Par exemple : « Le souffle éthylique du jeune homme a révélé son ivresse », « L’athlète a réussi à atteindre le but avec son dernier souffle », « Pendant quelques instants, j’ai senti le souffle de mon poursuivant à l’arrière de mon cou, mais je pouvais le laisser derrière moi ».

Lorsqu’un être humain ou un animal respire, il développe un échange de gaz avec le milieu environnant. Dans ce processus, le corps reçoit l’oxygène et expulse le dioxyde de carbone. L’air qui quitte le corps par la bouche, dans ce cadre, est appelé souffle.

Si l’haleine expirée a une odeur désagréable, la personne souffre d’halitose. Ce trouble assez courant est habituellement causé par des bactéries et peut être traité de plusieurs façons.

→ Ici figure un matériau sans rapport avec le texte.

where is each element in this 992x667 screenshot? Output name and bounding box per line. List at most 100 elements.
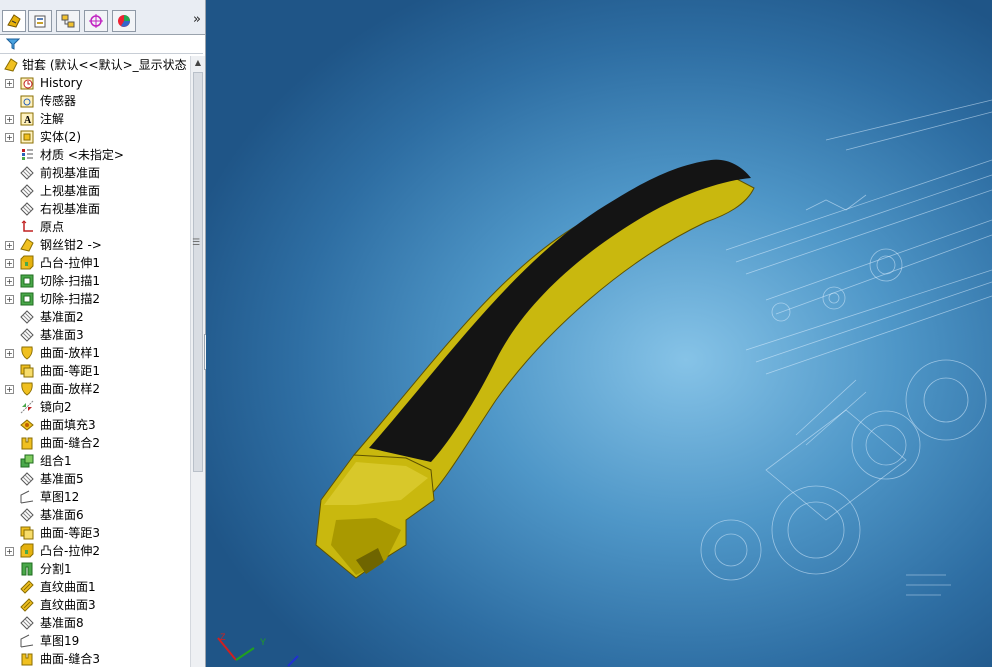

L’idée de la respiration peut aussi être utilisée pour faire allusion à la vapeur qui est jetée par quelque chose : « Le souffle de la locomotive pouvait être vu de plusieurs mètres de distance », « Le souffle sortant du pot embué par la fenêtre », « L’eau était si chaude qu’elle dégageait un souffle qui était perceptible à l’œil nu ». Enfin, Hálito peut être utilisé poétiquement pour nommer un souffle faible ou l’atmosphère qui entoure quelque chose : « Quand j’ai ouvert la porte, un souffle l’a légèrement décoiffé », « Le souffle de l’histoire imprègne chaque coin de ce petit village », « Depuis que j’ai pu rencontrer à nouveau mon fils, je sens qu’un souffle de force anime chaque action que je fais ».